L’affaire prit une telle envergure que jusqu’au New York Times, on eut des opinions tranchées. Entre les lecteurs, ce fut un dialogue fébrile. Les soutiens à Maurice étaient les plus nombreux, il incarnait la France du bon goût. Mais l’opposition fut farouche qui estimait depuis la Big Apple qu’il y avait nuisance sonore. L’île d’Oléron, disaient-ils, n’est pas une campagne réelle, elle s’est développée pour et par le tourisme et dans ces conditions, il est normal que le bien-être sonore soit respecté.
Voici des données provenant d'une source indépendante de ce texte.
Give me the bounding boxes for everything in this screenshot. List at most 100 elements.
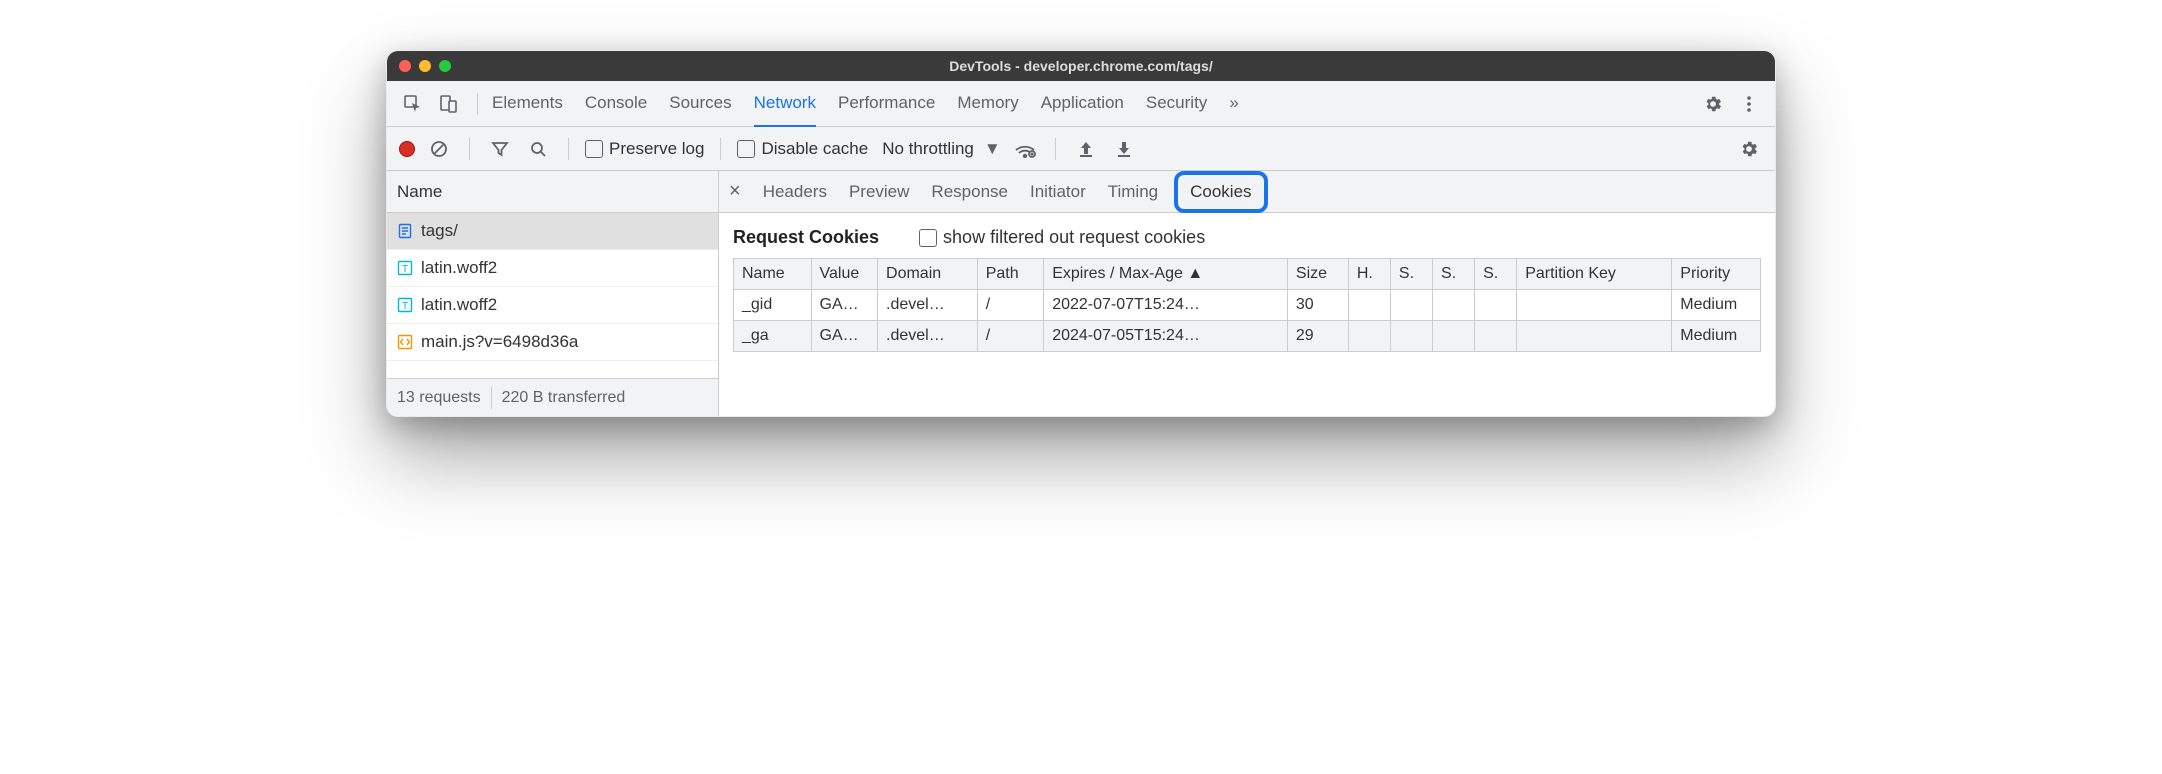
col-domain[interactable]: Domain <box>878 259 978 290</box>
download-har-icon[interactable] <box>1110 135 1138 163</box>
tab-memory[interactable]: Memory <box>957 81 1018 127</box>
cookie-path: / <box>977 321 1043 352</box>
request-name: main.js?v=6498d36a <box>421 332 578 352</box>
close-window-button[interactable] <box>399 60 411 72</box>
more-tabs-icon[interactable]: » <box>1229 81 1238 127</box>
svg-text:T: T <box>402 264 408 275</box>
search-icon[interactable] <box>524 135 552 163</box>
separator <box>469 138 470 160</box>
tab-network[interactable]: Network <box>754 81 816 127</box>
transferred-size: 220 B transferred <box>492 389 636 407</box>
zoom-window-button[interactable] <box>439 60 451 72</box>
device-toolbar-icon[interactable] <box>435 90 463 118</box>
request-detail-panel: × Headers Preview Response Initiator Tim… <box>719 171 1775 416</box>
cookie-priority: Medium <box>1672 290 1761 321</box>
cookie-value: GA… <box>811 290 877 321</box>
svg-text:T: T <box>402 301 408 312</box>
cookie-row[interactable]: _ga GA… .devel… / 2024-07-05T15:24… 29 M… <box>734 321 1761 352</box>
cookie-size: 29 <box>1287 321 1348 352</box>
request-name: latin.woff2 <box>421 258 497 278</box>
requests-footer: 13 requests 220 B transferred <box>387 378 718 416</box>
cookie-expires: 2024-07-05T15:24… <box>1044 321 1288 352</box>
separator <box>568 138 569 160</box>
col-partkey[interactable]: Partition Key <box>1517 259 1672 290</box>
cookie-size: 30 <box>1287 290 1348 321</box>
clear-icon[interactable] <box>425 135 453 163</box>
requests-header-name[interactable]: Name <box>387 171 718 213</box>
cookie-expires: 2022-07-07T15:24… <box>1044 290 1288 321</box>
requests-list: tags/ T latin.woff2 T latin.woff2 main.j… <box>387 213 718 378</box>
settings-gear-icon[interactable] <box>1699 90 1727 118</box>
request-row[interactable]: tags/ <box>387 213 718 250</box>
col-httponly[interactable]: H. <box>1348 259 1390 290</box>
window-title: DevTools - developer.chrome.com/tags/ <box>399 58 1763 74</box>
cookie-name: _gid <box>734 290 812 321</box>
col-value[interactable]: Value <box>811 259 877 290</box>
tab-sources[interactable]: Sources <box>669 81 731 127</box>
chevron-down-icon: ▼ <box>984 139 1001 159</box>
disable-cache-label: Disable cache <box>761 139 868 158</box>
col-name[interactable]: Name <box>734 259 812 290</box>
separator <box>477 93 478 115</box>
tab-console[interactable]: Console <box>585 81 647 127</box>
preserve-log-label: Preserve log <box>609 139 704 158</box>
upload-har-icon[interactable] <box>1072 135 1100 163</box>
detail-tab-headers[interactable]: Headers <box>763 171 827 213</box>
devtools-window: DevTools - developer.chrome.com/tags/ El… <box>386 50 1776 417</box>
detail-tab-timing[interactable]: Timing <box>1108 171 1158 213</box>
separator <box>1055 138 1056 160</box>
cookies-table: Name Value Domain Path Expires / Max-Age… <box>733 258 1761 352</box>
detail-tab-cookies[interactable]: Cookies <box>1174 171 1267 213</box>
requests-panel: Name tags/ T latin.woff2 T latin.woff2 m… <box>387 171 719 416</box>
disable-cache-checkbox[interactable]: Disable cache <box>737 139 868 159</box>
col-expires[interactable]: Expires / Max-Age ▲ <box>1044 259 1288 290</box>
cookie-domain: .devel… <box>878 321 978 352</box>
col-secure[interactable]: S. <box>1390 259 1432 290</box>
col-samesite[interactable]: S. <box>1433 259 1475 290</box>
col-priority[interactable]: Priority <box>1672 259 1761 290</box>
col-path[interactable]: Path <box>977 259 1043 290</box>
tab-performance[interactable]: Performance <box>838 81 935 127</box>
throttling-select[interactable]: No throttling ▼ <box>882 139 1001 159</box>
request-name: latin.woff2 <box>421 295 497 315</box>
detail-tab-cookies-label: Cookies <box>1190 182 1251 202</box>
tab-application[interactable]: Application <box>1041 81 1124 127</box>
cookie-path: / <box>977 290 1043 321</box>
separator <box>720 138 721 160</box>
cookie-name: _ga <box>734 321 812 352</box>
cookies-header-row[interactable]: Name Value Domain Path Expires / Max-Age… <box>734 259 1761 290</box>
detail-tab-initiator[interactable]: Initiator <box>1030 171 1086 213</box>
kebab-menu-icon[interactable] <box>1735 90 1763 118</box>
throttling-value: No throttling <box>882 139 974 159</box>
col-sameparty[interactable]: S. <box>1475 259 1517 290</box>
detail-tab-response[interactable]: Response <box>931 171 1008 213</box>
detail-tab-preview[interactable]: Preview <box>849 171 909 213</box>
detail-tabs: × Headers Preview Response Initiator Tim… <box>719 171 1775 213</box>
tab-security[interactable]: Security <box>1146 81 1207 127</box>
cookie-row[interactable]: _gid GA… .devel… / 2022-07-07T15:24… 30 … <box>734 290 1761 321</box>
network-conditions-icon[interactable] <box>1011 135 1039 163</box>
record-button[interactable] <box>399 141 415 157</box>
show-filtered-checkbox[interactable]: show filtered out request cookies <box>919 227 1205 248</box>
script-icon <box>397 334 413 350</box>
font-icon: T <box>397 297 413 313</box>
cookies-section-title: Request Cookies <box>733 227 879 248</box>
tab-elements[interactable]: Elements <box>492 81 563 127</box>
show-filtered-label: show filtered out request cookies <box>943 227 1205 247</box>
network-body: Name tags/ T latin.woff2 T latin.woff2 m… <box>387 171 1775 416</box>
cookie-value: GA… <box>811 321 877 352</box>
minimize-window-button[interactable] <box>419 60 431 72</box>
request-row[interactable]: T latin.woff2 <box>387 287 718 324</box>
inspect-element-icon[interactable] <box>399 90 427 118</box>
request-row[interactable]: main.js?v=6498d36a <box>387 324 718 361</box>
preserve-log-checkbox[interactable]: Preserve log <box>585 139 704 159</box>
request-row[interactable]: T latin.woff2 <box>387 250 718 287</box>
cookie-domain: .devel… <box>878 290 978 321</box>
col-size[interactable]: Size <box>1287 259 1348 290</box>
traffic-lights <box>399 60 451 72</box>
close-detail-icon[interactable]: × <box>729 180 741 203</box>
panel-tabs: Elements Console Sources Network Perform… <box>492 81 1691 127</box>
filter-icon[interactable] <box>486 135 514 163</box>
network-settings-gear-icon[interactable] <box>1735 135 1763 163</box>
network-toolbar: Preserve log Disable cache No throttling… <box>387 127 1775 171</box>
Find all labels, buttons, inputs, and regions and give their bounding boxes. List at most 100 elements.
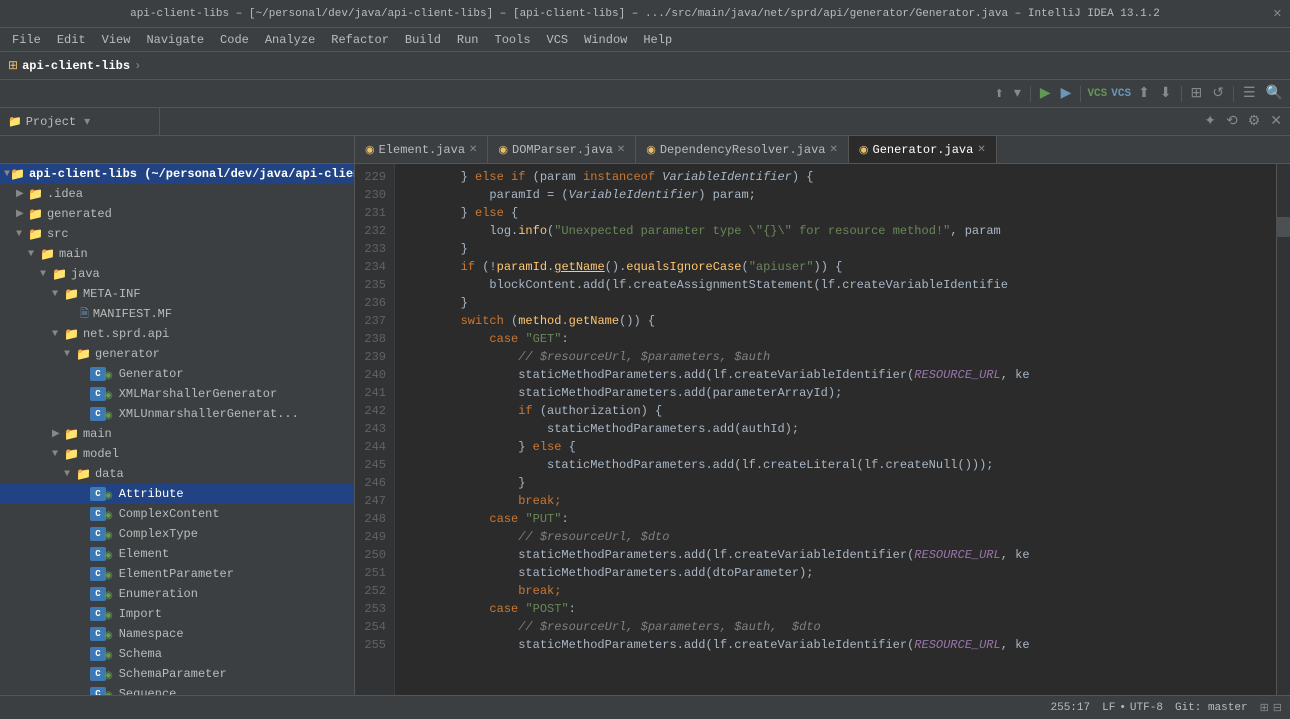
tab-gen-close[interactable]: ✕: [977, 144, 985, 156]
tree-java[interactable]: ▼ 📁 java: [0, 264, 354, 284]
menu-analyze[interactable]: Analyze: [257, 31, 323, 49]
menu-file[interactable]: File: [4, 31, 49, 49]
toolbar-push-icon[interactable]: ⬇: [1157, 83, 1175, 104]
cc-label: ComplexContent: [119, 507, 220, 521]
manifest-label: MANIFEST.MF: [93, 307, 172, 321]
status-sep-dot: •: [1119, 702, 1126, 714]
status-position: 255:17: [1051, 702, 1091, 714]
tab-domparser-close[interactable]: ✕: [617, 144, 625, 156]
menu-help[interactable]: Help: [635, 31, 680, 49]
code-text: } else if (param instanceof VariableIden…: [395, 164, 1276, 695]
project-icon: ⊞: [8, 58, 18, 73]
tab-dependencyresolver[interactable]: ◉ DependencyResolver.java ✕: [636, 136, 849, 163]
toolbar-dropdown-icon[interactable]: ▾: [1011, 83, 1024, 104]
tab-domparser-icon: ◉: [498, 143, 508, 157]
tree-XMLMarshaller[interactable]: ▶ C ◉ XMLMarshallerGenerator: [0, 384, 354, 404]
toolbar-search-icon[interactable]: 🔍: [1263, 83, 1286, 104]
status-icon1[interactable]: ⊞: [1260, 701, 1269, 715]
toolbar-layout-icon[interactable]: ⊞: [1188, 83, 1206, 104]
project-sidebar: ▼ 📁 api-client-libs (~/personal/dev/java…: [0, 164, 355, 695]
tab-element-close[interactable]: ✕: [469, 144, 477, 156]
tree-Generator-class[interactable]: ▶ C ◉ Generator: [0, 364, 354, 384]
gen-folder-arrow: ▶: [16, 208, 28, 220]
tab-dep-close[interactable]: ✕: [830, 144, 838, 156]
project-icon-new[interactable]: ✦: [1200, 111, 1220, 132]
menu-vcs[interactable]: VCS: [539, 31, 577, 49]
toolbar-undo-icon[interactable]: ↺: [1209, 83, 1227, 104]
toolbar-run-icon[interactable]: ▶: [1037, 83, 1054, 104]
vcs-label-1: VCS: [1087, 88, 1107, 100]
menu-code[interactable]: Code: [212, 31, 257, 49]
status-icon2[interactable]: ⊟: [1273, 701, 1282, 715]
tab-dep-label: DependencyResolver.java: [660, 143, 826, 157]
toolbar-columns-icon[interactable]: ☰: [1240, 83, 1259, 104]
vcs-label-2: VCS: [1111, 88, 1131, 100]
tab-element-icon: ◉: [365, 143, 375, 157]
tree-src[interactable]: ▼ 📁 src: [0, 224, 354, 244]
tree-model[interactable]: ▼ 📁 model: [0, 444, 354, 464]
tree-Sequence[interactable]: ▶ C ◉ Sequence: [0, 684, 354, 695]
code-editor[interactable]: 229 230 231 232 233 234 235 236 237 238 …: [355, 164, 1290, 695]
menu-build[interactable]: Build: [397, 31, 449, 49]
tree-generator-folder[interactable]: ▼ 📁 generator: [0, 344, 354, 364]
tree-main[interactable]: ▼ 📁 main: [0, 244, 354, 264]
project-icon-settings[interactable]: ⚙: [1244, 111, 1265, 132]
ep-label: ElementParameter: [119, 567, 234, 581]
tree-manifest[interactable]: ▶ 🗎 MANIFEST.MF: [0, 304, 354, 324]
tree-ElementParameter[interactable]: ▶ C ◉ ElementParameter: [0, 564, 354, 584]
project-panel-arrow[interactable]: ▾: [84, 114, 90, 129]
tree-ComplexType[interactable]: ▶ C ◉ ComplexType: [0, 524, 354, 544]
tree-meta-inf[interactable]: ▼ 📁 META-INF: [0, 284, 354, 304]
tree-Attribute[interactable]: ▶ C ◉ Attribute: [0, 484, 354, 504]
toolbar-update-icon[interactable]: ⬆: [1135, 83, 1153, 104]
menu-edit[interactable]: Edit: [49, 31, 94, 49]
tree-Namespace[interactable]: ▶ C ◉ Namespace: [0, 624, 354, 644]
tabs-and-toolbar: ◉ Element.java ✕ ◉ DOMParser.java ✕ ◉ De…: [0, 136, 1290, 164]
project-panel-label[interactable]: 📁 Project ▾: [0, 108, 160, 135]
gen-folder2-icon: 📁: [76, 347, 91, 362]
src-folder-icon: 📁: [28, 227, 43, 242]
menu-tools[interactable]: Tools: [487, 31, 539, 49]
tree-Enumeration[interactable]: ▶ C ◉ Enumeration: [0, 584, 354, 604]
scroll-thumb[interactable]: [1276, 217, 1290, 237]
menu-view[interactable]: View: [94, 31, 139, 49]
status-position-text: 255:17: [1051, 702, 1091, 714]
netsprd-icon: 📁: [64, 327, 79, 342]
tree-main2[interactable]: ▶ 📁 main: [0, 424, 354, 444]
menu-navigate[interactable]: Navigate: [138, 31, 212, 49]
menu-window[interactable]: Window: [576, 31, 635, 49]
tree-root[interactable]: ▼ 📁 api-client-libs (~/personal/dev/java…: [0, 164, 354, 184]
tree-Schema[interactable]: ▶ C ◉ Schema: [0, 644, 354, 664]
tab-domparser[interactable]: ◉ DOMParser.java ✕: [488, 136, 636, 163]
status-encoding: UTF-8: [1130, 702, 1163, 714]
tab-element[interactable]: ◉ Element.java ✕: [355, 136, 488, 163]
tree-idea[interactable]: ▶ 📁 .idea: [0, 184, 354, 204]
tree-XMLUnmarshaller[interactable]: ▶ C ◉ XMLUnmarshallerGenerat...: [0, 404, 354, 424]
project-tree[interactable]: ▼ 📁 api-client-libs (~/personal/dev/java…: [0, 164, 354, 695]
idea-folder-icon: 📁: [28, 187, 43, 202]
main-arrow: ▼: [28, 249, 40, 260]
enum-label: Enumeration: [119, 587, 198, 601]
tree-net-sprd-api[interactable]: ▼ 📁 net.sprd.api: [0, 324, 354, 344]
breadcrumb-label[interactable]: api-client-libs: [22, 59, 130, 73]
toolbar-debug-icon[interactable]: ▶: [1058, 83, 1075, 104]
project-icon-close[interactable]: ✕: [1266, 111, 1286, 132]
sidebar-tab-spacer: [0, 136, 355, 164]
tab-generator[interactable]: ◉ Generator.java ✕: [849, 136, 997, 163]
netsprd-label: net.sprd.api: [83, 327, 169, 341]
menu-refactor[interactable]: Refactor: [323, 31, 397, 49]
model-icon: 📁: [64, 447, 79, 462]
scroll-indicator[interactable]: [1276, 164, 1290, 695]
tree-SchemaParameter[interactable]: ▶ C ◉ SchemaParameter: [0, 664, 354, 684]
tree-data-folder[interactable]: ▼ 📁 data: [0, 464, 354, 484]
tree-Element[interactable]: ▶ C ◉ Element: [0, 544, 354, 564]
tree-generated[interactable]: ▶ 📁 generated: [0, 204, 354, 224]
menu-run[interactable]: Run: [449, 31, 487, 49]
generator-class-label: Generator: [119, 367, 184, 381]
tree-ComplexContent[interactable]: ▶ C ◉ ComplexContent: [0, 504, 354, 524]
close-button[interactable]: ✕: [1273, 7, 1282, 21]
toolbar-git-icon[interactable]: ⬆: [992, 85, 1007, 103]
sp-label: SchemaParameter: [119, 667, 227, 681]
project-icon-sync[interactable]: ⟲: [1222, 111, 1242, 132]
tree-Import[interactable]: ▶ C ◉ Import: [0, 604, 354, 624]
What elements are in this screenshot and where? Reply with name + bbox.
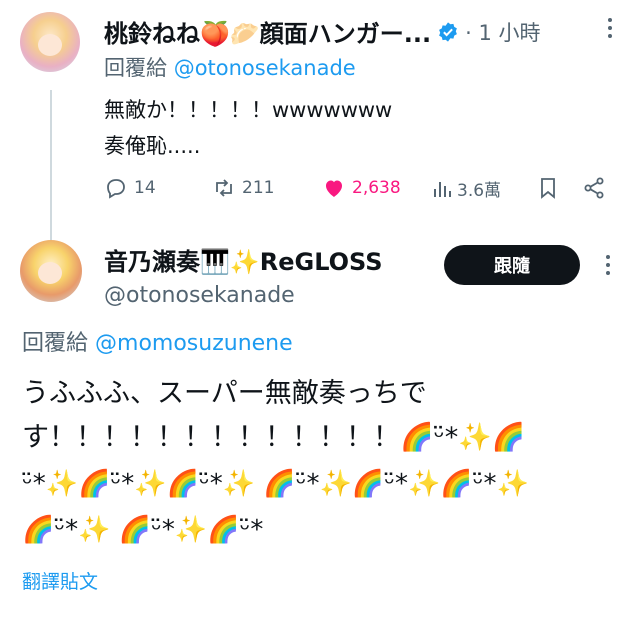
bookmark-button[interactable] bbox=[536, 176, 560, 200]
tweet-text-line: ᵕ̈*✨🌈ᵕ̈*✨🌈ᵕ̈*✨ 🌈ᵕ̈*✨🌈ᵕ̈*✨🌈ᵕ̈*✨ bbox=[22, 469, 529, 499]
user-handle[interactable]: @otonosekanade bbox=[104, 283, 383, 308]
reply-tweet-header: 桃鈴ねね🍑🥟顔面ハンガー... · 1 小時 bbox=[104, 14, 541, 49]
retweet-button[interactable]: 211 bbox=[212, 176, 274, 200]
like-icon bbox=[326, 180, 342, 197]
translate-post-link[interactable]: 翻譯貼文 bbox=[22, 567, 98, 594]
retweet-count: 211 bbox=[242, 178, 275, 198]
reply-count: 14 bbox=[134, 178, 156, 198]
tweet-action-bar: 14 211 2,638 3.6萬 bbox=[104, 176, 614, 204]
views-button[interactable]: 3.6萬 bbox=[430, 176, 501, 201]
avatar-otonosekanade[interactable] bbox=[20, 240, 82, 302]
more-icon[interactable] bbox=[600, 14, 620, 42]
reply-prefix: 回覆給 bbox=[22, 331, 89, 356]
like-button[interactable]: 2,638 bbox=[322, 176, 401, 200]
bookmark-icon bbox=[541, 178, 555, 199]
reply-prefix: 回覆給 bbox=[104, 56, 167, 80]
reply-context: 回覆給 @momosuzunene bbox=[22, 325, 293, 357]
follow-button[interactable]: 跟隨 bbox=[444, 245, 580, 285]
tweet-text-line: す！！！！！！！！！！！！！🌈ᵕ̈*✨🌈 bbox=[22, 422, 526, 453]
main-tweet-text: うふふふ、スーパー無敵奏っちで す！！！！！！！！！！！！！🌈ᵕ̈*✨🌈 bbox=[22, 372, 622, 460]
like-count: 2,638 bbox=[352, 178, 401, 198]
thread-connector-line bbox=[50, 90, 52, 240]
tweet-text-line: 奏俺恥..... bbox=[104, 134, 201, 158]
reply-to-mention[interactable]: @otonosekanade bbox=[174, 56, 356, 80]
reply-button[interactable]: 14 bbox=[104, 176, 156, 200]
reply-to-mention[interactable]: @momosuzunene bbox=[95, 331, 293, 356]
display-name[interactable]: 音乃瀬奏🎹✨ReGLOSS bbox=[104, 242, 383, 277]
tweet-text-line: 無敵か！！！！！wwwwwww bbox=[104, 98, 393, 122]
tweet-time[interactable]: · 1 小時 bbox=[465, 17, 540, 47]
avatar-momosuzunene[interactable] bbox=[20, 12, 80, 72]
tweet-text-line: うふふふ、スーパー無敵奏っちで bbox=[22, 378, 427, 409]
share-icon bbox=[584, 177, 604, 199]
retweet-icon bbox=[216, 179, 232, 197]
reply-context: 回覆給 @otonosekanade bbox=[104, 52, 356, 82]
display-name[interactable]: 桃鈴ねね🍑🥟顔面ハンガー... bbox=[104, 14, 431, 49]
tweet-text-line: 🌈ᵕ̈*✨ 🌈ᵕ̈*✨🌈ᵕ̈* bbox=[22, 515, 264, 545]
views-icon bbox=[434, 181, 451, 197]
main-tweet-author: 音乃瀬奏🎹✨ReGLOSS @otonosekanade bbox=[104, 242, 383, 308]
more-icon[interactable] bbox=[598, 251, 618, 279]
reply-icon bbox=[107, 179, 125, 199]
reply-tweet-text: 無敵か！！！！！wwwwwww 奏俺恥..... bbox=[104, 92, 392, 164]
verified-badge-icon bbox=[439, 21, 458, 42]
share-button[interactable] bbox=[582, 176, 606, 200]
views-count: 3.6萬 bbox=[457, 181, 502, 201]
Pour Corinne Fesseau, l’action de justice initiée par les voisins originaires de Limoges fut un combat qui dépassait ses intérêts personnels. Pour elle, Maurice était devenu un emblème, celui des traditions rurales face à l’urbanisation. Au reste, la justice lui donna raison et Maurice put continuer à chanter sans risquer de se faire voler dans les plumes.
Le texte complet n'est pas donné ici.